Die Frauen der CDU-Bundestagsfraktion haben sich gegen eine Bargeldlösung ausgesprochen, sagt Pawelski.
Die Frauen der CDU-Bundestagsfraktion haben sich gegen eine Bargeldlösung ausgesprochen, sagt Pawelski. (dpa / Jan Woitas)

Bargeld fließe in der Regel in den Haushalt der Familie und der erziehende Teil habe nichts davon, sagt die Sprecherin der Frauen in der CDU/CSU-Bundestagsfraktion Rita Pawelski. Mit dem Kompromiss werde eine nachhaltige Unterstützung erreicht, da das Geld auch für die Altersvorsorge verwendet werden könne.

Dirk-Oliver Heckmann: Die Union einigt sich auf einen Kompromiss beim Betreuungsgeld. Der Bericht war das aus Berlin von Stephan Detjen. Die Sprecherin der Frauen in der CDU/CSU-Bundestagsfraktion Rita Pawelski hat sich immer kritisch zum Betreuungsgeld geäußert, und sie habe ich vor dieser Sendung gefragt, ob ihre Bedenken denn noch gelten.

Rita Pawelski: Wir haben uns bewusst gegen eine reine Bargeldlösung ausgesprochen, weil das Bargeld fließt in der Regel in den Haushalt der Familie. Die Mutter oder der erziehende Teil hat in der Regel nicht viel davon, und darum wollten wir von Anfang an eine nachhaltige Unterstützung haben. Und mit diesem Kompromiss hätten wir diese nachhaltige Unterstützung erreicht.

Heckmann: Das heißt, Sie würden dann, wenn dieses Projekt Betreuungsgeld in den Bundestag kommt, so dann zustimmen?

Pawelski: Ich würde mit zustimmen, ich habe auch gestern an einem Kompromiss mitgearbeitet und trage ihn mit.

Heckmann: Die CDU hat ja durchgesetzt, Frau Pawelski, dass Eltern nachweisen müssen, dass sie mit ihren Kindern bei Vorsorgeuntersuchungen waren, und das Betreuungsgeld kann als zusätzliche Leistung für eine Riester-Rente zum Beispiel oder eine private Altersvorsorge ausgezahlt werden. Heißt das Signal dann nicht, das verheerende Signal dann nicht, spart an der Bildung der Kinder, um die eigene Rente aufzubessern?

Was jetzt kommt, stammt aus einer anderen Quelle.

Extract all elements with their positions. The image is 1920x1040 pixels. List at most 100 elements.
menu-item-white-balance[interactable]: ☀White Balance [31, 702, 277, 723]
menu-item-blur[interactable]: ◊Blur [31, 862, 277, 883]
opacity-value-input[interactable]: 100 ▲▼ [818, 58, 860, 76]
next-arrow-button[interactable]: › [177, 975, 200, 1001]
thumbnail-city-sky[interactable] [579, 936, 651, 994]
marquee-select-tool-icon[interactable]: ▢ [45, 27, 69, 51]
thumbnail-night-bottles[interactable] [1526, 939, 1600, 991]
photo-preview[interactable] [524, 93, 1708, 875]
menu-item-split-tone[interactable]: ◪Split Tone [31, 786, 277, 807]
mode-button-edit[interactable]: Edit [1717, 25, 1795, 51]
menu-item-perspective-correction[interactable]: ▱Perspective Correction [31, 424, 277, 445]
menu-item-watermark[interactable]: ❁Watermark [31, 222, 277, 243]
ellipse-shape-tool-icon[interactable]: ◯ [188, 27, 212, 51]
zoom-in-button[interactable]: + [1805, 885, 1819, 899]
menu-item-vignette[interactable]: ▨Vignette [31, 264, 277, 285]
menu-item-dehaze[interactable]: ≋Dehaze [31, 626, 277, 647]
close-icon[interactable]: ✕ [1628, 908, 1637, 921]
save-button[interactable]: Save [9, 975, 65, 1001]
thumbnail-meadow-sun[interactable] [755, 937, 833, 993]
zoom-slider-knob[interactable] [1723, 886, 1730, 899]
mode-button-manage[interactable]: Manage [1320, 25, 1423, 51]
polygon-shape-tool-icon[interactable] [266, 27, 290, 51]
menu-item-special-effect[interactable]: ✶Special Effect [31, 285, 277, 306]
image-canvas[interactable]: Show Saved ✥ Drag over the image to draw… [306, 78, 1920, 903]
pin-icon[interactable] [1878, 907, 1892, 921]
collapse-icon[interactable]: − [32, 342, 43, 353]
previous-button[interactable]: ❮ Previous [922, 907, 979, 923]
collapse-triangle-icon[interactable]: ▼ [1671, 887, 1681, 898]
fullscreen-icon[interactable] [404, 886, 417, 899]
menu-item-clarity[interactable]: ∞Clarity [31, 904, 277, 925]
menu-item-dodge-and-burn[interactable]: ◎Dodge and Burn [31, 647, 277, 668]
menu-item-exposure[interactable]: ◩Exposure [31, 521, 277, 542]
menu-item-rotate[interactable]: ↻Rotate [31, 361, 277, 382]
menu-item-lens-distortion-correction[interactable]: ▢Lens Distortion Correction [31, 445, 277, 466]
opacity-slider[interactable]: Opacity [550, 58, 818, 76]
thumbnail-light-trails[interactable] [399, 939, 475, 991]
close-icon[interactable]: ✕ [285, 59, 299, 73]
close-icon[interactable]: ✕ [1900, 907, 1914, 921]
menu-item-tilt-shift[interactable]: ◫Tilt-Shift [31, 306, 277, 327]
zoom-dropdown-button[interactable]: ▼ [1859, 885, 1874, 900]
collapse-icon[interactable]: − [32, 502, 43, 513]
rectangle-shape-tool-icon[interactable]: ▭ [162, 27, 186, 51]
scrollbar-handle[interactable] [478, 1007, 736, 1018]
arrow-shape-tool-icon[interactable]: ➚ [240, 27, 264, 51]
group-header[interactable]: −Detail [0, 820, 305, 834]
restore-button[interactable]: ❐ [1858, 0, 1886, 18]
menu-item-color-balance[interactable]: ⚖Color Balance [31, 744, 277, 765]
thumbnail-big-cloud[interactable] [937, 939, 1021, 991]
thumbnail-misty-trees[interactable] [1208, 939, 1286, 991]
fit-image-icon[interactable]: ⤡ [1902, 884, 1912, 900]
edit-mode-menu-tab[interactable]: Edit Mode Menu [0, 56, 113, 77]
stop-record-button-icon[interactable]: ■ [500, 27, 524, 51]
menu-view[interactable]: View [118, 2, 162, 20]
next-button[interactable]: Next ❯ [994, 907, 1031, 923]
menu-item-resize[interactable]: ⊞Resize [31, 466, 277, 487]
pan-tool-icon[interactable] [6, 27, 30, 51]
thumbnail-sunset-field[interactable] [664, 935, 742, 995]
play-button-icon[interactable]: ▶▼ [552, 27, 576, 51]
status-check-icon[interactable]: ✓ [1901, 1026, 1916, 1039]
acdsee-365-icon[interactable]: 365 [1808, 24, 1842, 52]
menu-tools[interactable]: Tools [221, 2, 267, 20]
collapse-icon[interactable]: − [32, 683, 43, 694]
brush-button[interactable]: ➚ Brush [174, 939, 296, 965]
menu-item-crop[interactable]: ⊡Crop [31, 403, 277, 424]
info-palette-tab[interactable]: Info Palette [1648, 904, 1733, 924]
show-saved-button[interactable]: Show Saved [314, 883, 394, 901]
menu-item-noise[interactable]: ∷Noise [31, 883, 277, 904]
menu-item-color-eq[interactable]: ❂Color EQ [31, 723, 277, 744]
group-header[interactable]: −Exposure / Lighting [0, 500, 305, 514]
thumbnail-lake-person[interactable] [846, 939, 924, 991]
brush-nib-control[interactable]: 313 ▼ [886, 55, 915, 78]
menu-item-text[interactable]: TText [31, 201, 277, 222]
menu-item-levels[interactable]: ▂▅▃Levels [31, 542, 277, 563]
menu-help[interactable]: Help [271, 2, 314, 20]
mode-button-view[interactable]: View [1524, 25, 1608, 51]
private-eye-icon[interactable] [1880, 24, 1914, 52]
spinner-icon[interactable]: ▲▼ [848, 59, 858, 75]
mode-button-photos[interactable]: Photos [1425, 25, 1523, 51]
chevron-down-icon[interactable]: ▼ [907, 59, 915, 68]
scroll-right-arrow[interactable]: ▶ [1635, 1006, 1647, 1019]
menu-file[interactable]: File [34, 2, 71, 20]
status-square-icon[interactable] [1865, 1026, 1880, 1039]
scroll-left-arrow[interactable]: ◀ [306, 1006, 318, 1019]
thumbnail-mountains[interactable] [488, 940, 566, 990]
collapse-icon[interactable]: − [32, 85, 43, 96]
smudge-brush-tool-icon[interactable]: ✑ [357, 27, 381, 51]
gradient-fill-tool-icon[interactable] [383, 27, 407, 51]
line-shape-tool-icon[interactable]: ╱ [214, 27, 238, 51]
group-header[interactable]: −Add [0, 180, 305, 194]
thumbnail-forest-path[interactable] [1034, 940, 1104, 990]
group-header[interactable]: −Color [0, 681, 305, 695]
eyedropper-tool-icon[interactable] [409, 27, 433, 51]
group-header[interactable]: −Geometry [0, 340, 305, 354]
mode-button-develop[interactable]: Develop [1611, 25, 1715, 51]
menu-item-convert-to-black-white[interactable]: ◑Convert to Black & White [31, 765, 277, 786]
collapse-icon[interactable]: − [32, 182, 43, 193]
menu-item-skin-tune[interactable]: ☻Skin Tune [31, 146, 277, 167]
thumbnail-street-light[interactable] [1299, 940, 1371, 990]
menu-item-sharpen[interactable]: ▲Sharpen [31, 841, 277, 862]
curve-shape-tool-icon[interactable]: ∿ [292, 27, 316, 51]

Pawelski: Vor dem Hintergrund der Rentendiskussion müssen wir doch ganz klar sagen, dass die Frauen Verliererinnen der Rente sind. Und wir müssen aufpassen, dass wir nicht eine neue Armut schaffen, die alt und weiblich ist – so was hatten wir schon mal. Und darum war es für uns so unglaublich wichtig, dass wir den Grundstein für die private Vorsorge der Frauen legen. Das …

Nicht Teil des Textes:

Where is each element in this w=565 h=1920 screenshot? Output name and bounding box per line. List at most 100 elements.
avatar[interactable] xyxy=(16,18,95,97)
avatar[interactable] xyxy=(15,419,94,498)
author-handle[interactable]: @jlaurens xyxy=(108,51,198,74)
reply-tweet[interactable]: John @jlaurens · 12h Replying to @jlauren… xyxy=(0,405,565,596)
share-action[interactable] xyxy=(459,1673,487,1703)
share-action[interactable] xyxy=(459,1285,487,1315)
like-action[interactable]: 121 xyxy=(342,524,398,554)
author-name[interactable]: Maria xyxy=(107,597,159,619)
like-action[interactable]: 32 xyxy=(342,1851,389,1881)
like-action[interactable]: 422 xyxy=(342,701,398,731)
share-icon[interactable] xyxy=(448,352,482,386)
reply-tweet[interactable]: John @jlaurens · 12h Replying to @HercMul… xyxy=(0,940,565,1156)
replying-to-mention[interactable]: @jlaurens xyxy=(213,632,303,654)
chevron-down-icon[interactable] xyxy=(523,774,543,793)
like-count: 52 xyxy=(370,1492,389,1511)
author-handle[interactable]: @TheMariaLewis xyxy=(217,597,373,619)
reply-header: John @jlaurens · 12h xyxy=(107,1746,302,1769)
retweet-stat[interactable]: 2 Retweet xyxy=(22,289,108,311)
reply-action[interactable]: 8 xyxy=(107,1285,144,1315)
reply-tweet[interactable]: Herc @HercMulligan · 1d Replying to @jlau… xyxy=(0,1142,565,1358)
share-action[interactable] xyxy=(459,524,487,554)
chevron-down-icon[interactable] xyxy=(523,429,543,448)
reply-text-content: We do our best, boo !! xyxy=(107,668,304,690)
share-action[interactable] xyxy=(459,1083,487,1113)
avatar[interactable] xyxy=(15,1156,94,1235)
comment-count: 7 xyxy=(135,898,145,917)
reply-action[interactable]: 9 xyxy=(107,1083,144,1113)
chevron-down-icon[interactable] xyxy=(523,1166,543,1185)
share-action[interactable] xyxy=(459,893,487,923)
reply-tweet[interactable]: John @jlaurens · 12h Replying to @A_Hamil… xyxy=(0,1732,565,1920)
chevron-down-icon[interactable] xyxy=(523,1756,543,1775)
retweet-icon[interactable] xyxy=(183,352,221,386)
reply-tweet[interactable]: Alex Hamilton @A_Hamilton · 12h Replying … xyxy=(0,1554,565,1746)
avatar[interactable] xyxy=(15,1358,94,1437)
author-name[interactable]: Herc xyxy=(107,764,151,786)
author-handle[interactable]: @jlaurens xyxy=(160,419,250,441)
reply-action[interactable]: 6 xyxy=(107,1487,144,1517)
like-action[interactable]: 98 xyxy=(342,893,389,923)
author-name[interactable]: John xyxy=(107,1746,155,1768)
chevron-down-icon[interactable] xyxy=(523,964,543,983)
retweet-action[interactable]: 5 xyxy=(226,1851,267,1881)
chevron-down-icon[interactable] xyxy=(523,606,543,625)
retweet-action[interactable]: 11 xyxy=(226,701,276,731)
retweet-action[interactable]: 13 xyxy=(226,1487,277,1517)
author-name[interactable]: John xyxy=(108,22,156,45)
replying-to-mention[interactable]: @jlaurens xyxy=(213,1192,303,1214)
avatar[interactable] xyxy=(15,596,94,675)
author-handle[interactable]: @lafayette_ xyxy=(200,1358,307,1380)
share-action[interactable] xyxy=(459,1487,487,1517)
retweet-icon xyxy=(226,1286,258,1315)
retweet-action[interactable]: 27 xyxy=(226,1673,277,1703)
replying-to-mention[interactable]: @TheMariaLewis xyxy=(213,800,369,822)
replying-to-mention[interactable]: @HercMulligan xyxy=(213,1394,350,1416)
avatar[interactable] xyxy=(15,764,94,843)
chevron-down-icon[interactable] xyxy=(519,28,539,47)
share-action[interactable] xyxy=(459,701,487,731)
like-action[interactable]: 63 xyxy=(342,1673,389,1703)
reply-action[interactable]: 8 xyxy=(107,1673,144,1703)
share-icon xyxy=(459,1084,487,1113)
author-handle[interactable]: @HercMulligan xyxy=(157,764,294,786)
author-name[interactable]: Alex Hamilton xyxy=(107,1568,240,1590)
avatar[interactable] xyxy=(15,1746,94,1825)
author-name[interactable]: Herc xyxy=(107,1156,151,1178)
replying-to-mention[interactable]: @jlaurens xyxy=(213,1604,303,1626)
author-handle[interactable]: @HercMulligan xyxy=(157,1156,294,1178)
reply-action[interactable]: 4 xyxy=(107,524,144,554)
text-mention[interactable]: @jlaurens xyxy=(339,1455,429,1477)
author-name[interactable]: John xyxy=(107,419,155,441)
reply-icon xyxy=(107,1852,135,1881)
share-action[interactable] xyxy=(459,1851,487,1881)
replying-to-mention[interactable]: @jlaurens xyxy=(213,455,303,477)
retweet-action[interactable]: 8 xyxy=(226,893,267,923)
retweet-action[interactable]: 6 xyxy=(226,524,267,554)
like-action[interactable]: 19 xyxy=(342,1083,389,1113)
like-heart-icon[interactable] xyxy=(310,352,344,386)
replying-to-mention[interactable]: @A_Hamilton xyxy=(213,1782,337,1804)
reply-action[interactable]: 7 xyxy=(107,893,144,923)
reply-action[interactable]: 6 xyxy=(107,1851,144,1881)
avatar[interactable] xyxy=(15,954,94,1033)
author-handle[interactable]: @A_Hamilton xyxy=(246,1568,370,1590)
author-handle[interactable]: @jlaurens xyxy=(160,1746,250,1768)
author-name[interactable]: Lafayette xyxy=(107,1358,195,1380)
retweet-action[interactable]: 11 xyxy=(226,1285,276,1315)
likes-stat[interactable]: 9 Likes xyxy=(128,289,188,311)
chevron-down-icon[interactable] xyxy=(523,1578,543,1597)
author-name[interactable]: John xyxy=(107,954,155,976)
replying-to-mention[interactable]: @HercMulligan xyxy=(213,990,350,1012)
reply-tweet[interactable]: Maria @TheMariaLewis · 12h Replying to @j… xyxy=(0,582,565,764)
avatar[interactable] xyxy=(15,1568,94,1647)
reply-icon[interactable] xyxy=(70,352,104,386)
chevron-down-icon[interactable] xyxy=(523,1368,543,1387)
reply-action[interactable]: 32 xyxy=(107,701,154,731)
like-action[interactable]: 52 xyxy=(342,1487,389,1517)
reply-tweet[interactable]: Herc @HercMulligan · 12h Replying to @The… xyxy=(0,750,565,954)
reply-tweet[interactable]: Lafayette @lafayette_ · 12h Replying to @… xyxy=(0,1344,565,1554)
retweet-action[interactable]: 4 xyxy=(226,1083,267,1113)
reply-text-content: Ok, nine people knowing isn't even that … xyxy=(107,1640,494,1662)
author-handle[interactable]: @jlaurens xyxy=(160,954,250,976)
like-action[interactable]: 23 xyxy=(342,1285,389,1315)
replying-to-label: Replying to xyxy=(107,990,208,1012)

Heckmann: Aber kann man die Probleme bei der Rente von Frauen lösen auf dem Rücken der Kinder?

Pawelski: Das sehe ich nicht so, dass es auf dem Rücken der Kinder gemacht wird. Für die Bildung ist ja eigentlich nicht der Bund zuständig, das muss man erst mal deutlich sagen. Trotzdem hat der Bund weit über vier Milliarden in den Bau der Kindertagesstätten gesteckt, das müssten eigentlich die Länder und die Kommunen machen. Und darum, denke ich, kann man das jetzt nicht dem Bund anlasten, wenn es bei der Bildung oder bei der Betreuung der Kinder nicht so klappt. Wir haben da unseren Part getan. Wir müssen mehr in die Bildung investieren, aber das kann man wiederum nicht tun, indem man den Frauen sozusagen zumutet, wenn ich alt bin, bin ich arm, weil ich Kinder hatte.

Heckmann: Aber die Hauptkritik an dem Betreuungsgeld war ja immer gewesen, dass die Sorge herrscht, dass Eltern, also auch bildungsferne Eltern, vor allem ihre Kinder eben nicht in die Kita stecken oder schicken und lieber das Betreuungsgeld nehmen. Weshalb gilt diese Sorge nicht mehr, diese Kritik nicht mehr?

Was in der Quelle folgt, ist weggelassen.